St Ita's Catholic Church

Gladstone Road, Dutton Park

Whitehouse Bros, Brisbane, 1960, for former church
Installed 1972 in present church, Whitehouse Bros, Brisbane
1 manual, 3 speaking stops, electro-pneumatic action, no pedals

St Ita's Catholic Church, Dutton Park
[Photograph by David Vann (June 2012)]


Historical and Technical Documentation by Geoffrey Cox
© OHTA 2012 (last updated June 2012)

The present St Ita's church was blessed and opened by the Most Rev. P.M. O'Donnell, Archbishop of Brisbane, on 15 October 1972. It replaced the previous church which is now the parish hall. The organ was built in 1960 by Whitehouse Bros of Brisbane for the old church, and dedicated in memory of Annie Anning (died 20 June 1959). It was installed in the new church in 1972.1

[Photographs by David Vann (June 2012)]

The tonal design of this diminutive organ is remarkably conservative, showing little advance on that of the firm's pneumatic-action instruments from the 1910s onwards. The specification and the arrangement of the façade pipes are the same as on the organ at the Presbyterian Church, Hervey Bay, which was built around the same time.

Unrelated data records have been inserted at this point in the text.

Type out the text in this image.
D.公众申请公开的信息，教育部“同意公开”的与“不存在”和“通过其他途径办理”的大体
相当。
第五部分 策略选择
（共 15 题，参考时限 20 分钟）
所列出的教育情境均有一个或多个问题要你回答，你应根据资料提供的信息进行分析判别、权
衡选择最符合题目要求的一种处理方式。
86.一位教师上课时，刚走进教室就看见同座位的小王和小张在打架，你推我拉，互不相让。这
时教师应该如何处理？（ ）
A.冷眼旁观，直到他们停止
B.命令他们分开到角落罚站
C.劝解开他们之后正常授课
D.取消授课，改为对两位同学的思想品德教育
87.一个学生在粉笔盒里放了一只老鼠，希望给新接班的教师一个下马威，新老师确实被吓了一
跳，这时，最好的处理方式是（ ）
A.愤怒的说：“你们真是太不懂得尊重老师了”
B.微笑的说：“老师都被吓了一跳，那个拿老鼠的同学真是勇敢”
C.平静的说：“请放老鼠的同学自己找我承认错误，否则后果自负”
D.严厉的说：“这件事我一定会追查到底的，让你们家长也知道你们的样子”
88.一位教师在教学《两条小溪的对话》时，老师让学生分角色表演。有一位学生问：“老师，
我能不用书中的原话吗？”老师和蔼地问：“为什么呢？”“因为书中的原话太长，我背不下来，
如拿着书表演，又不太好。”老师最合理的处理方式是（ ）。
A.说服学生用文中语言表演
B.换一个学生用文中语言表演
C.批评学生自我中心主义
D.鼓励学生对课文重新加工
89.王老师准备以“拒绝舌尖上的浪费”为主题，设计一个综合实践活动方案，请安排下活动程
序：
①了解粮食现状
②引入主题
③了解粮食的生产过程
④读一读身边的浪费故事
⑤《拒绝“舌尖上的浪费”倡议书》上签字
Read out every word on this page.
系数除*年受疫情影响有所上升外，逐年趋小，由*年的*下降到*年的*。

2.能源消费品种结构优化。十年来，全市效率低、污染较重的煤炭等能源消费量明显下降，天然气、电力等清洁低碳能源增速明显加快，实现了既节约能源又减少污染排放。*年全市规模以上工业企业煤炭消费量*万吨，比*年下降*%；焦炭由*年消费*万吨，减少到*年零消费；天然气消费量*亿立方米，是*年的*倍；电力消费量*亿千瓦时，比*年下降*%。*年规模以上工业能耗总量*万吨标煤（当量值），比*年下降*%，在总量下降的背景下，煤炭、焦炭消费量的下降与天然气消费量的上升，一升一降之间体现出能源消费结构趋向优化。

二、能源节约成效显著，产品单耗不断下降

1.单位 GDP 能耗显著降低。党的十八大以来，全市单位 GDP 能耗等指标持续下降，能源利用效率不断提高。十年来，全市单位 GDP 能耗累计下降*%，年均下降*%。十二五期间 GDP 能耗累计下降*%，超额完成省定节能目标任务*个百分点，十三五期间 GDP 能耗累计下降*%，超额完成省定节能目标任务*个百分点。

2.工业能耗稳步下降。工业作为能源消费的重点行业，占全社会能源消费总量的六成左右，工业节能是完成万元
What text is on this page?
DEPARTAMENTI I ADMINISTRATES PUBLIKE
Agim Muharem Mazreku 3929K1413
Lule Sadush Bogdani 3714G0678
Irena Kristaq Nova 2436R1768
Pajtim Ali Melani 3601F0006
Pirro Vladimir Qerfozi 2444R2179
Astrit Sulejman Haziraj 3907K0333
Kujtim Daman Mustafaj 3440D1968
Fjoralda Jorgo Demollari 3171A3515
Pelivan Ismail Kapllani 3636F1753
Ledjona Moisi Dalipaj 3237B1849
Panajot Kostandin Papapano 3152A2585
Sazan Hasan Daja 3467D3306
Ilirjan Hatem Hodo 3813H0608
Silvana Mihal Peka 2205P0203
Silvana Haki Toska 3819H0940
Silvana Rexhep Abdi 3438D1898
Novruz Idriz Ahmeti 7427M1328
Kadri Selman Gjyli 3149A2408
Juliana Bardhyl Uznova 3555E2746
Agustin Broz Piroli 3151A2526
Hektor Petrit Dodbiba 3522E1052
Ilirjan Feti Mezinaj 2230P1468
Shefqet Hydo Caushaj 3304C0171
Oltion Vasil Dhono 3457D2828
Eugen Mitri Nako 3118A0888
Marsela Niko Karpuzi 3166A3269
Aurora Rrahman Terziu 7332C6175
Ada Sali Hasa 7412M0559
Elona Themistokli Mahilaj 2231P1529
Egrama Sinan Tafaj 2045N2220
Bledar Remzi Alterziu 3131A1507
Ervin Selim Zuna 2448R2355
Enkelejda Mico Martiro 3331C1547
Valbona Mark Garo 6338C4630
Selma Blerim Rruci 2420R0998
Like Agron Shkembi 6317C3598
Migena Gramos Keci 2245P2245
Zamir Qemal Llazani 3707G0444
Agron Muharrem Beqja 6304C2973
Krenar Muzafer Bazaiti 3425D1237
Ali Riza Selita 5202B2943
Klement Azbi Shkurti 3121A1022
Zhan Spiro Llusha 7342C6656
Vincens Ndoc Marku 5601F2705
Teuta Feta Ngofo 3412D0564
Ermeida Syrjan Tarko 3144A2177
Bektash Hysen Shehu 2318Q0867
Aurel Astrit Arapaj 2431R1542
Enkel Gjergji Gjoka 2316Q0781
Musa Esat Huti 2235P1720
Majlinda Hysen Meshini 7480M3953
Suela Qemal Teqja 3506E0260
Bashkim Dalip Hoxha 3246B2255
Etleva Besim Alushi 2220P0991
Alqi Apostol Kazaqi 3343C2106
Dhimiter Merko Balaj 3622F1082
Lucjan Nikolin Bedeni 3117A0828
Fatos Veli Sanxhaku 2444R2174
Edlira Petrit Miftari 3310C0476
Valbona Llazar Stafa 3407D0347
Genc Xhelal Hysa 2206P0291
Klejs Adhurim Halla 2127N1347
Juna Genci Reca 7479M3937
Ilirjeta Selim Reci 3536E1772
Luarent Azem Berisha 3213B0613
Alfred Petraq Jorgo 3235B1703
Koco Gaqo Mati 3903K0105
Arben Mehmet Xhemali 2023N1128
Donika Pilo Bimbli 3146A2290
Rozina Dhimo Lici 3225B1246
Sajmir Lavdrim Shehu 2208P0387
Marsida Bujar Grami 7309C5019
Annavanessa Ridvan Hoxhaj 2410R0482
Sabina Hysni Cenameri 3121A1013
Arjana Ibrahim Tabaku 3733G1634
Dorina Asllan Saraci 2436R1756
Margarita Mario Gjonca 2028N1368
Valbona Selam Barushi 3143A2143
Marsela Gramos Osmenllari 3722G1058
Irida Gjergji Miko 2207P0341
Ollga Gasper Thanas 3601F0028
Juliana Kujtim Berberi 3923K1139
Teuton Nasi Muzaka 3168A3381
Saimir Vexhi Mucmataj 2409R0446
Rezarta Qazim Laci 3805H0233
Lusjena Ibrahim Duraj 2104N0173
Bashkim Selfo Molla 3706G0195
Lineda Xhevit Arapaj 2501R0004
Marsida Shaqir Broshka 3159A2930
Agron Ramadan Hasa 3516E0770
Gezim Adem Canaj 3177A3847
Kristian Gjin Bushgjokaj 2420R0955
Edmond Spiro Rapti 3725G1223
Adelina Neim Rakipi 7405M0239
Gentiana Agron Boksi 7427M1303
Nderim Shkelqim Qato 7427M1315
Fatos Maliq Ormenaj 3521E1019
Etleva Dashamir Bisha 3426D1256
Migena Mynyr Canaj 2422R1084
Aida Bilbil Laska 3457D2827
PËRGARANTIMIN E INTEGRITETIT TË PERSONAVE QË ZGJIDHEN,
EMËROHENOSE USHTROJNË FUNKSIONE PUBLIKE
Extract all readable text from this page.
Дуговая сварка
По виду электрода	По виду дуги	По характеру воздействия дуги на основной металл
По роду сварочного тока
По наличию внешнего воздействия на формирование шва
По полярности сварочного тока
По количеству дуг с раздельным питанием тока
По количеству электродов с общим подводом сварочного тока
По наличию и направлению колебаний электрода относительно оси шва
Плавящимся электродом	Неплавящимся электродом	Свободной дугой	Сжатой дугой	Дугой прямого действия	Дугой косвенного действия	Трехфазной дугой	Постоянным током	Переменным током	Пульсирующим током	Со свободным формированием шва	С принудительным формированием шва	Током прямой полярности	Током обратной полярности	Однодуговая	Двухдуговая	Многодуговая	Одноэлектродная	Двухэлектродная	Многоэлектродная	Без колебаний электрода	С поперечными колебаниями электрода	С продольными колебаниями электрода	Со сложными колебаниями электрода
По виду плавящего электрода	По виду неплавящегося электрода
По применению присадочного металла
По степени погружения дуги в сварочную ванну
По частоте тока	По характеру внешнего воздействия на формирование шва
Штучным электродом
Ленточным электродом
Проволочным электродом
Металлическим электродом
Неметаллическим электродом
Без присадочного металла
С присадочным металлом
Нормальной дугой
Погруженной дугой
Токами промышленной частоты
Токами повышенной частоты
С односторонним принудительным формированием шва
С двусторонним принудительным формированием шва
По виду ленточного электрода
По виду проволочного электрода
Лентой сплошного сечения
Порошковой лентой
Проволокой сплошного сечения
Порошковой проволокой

The pipework is located in a recessed chamber, high on the wall to the left of the altar. Swell shutters (of insubstantial construction) cover the opening of the chamber, in front of which there is a simple façade comprising the lowest pipes of the Open Diapason rank. All three ranks are full-compass. The detached roll-top console is placed immediately below the chamber. The stop-keys are of the Wurlitzer type, as used in other electro-pneumatic organs by Whitehouse Bros from at least the early 1930s.

Open [Diapason]

Octave Coupler



Electro-pneumatic action
Detached stop-key console
Compass: 61 notes
Balanced swell pedal
No pedals.2

Access to the pipework for tuning was difficult, requiring the organ builder to climb through a trap-door from the outside of the building. This gave rise to concerns under Workplace Health and Safety regulations, and the console was removed around 2008. The capabilities of the organ were also found to be limited, and it has been replaced by an electronic instrument.3


1 Dates supplied to G. Cox by Kevin Whitehouse, c.1973, and from plaques on the building and on the organ console.

2 Specification noted by G. Cox, 1973 and 2003.

3 Personal communications to G. Cox from David Vann, June 2012.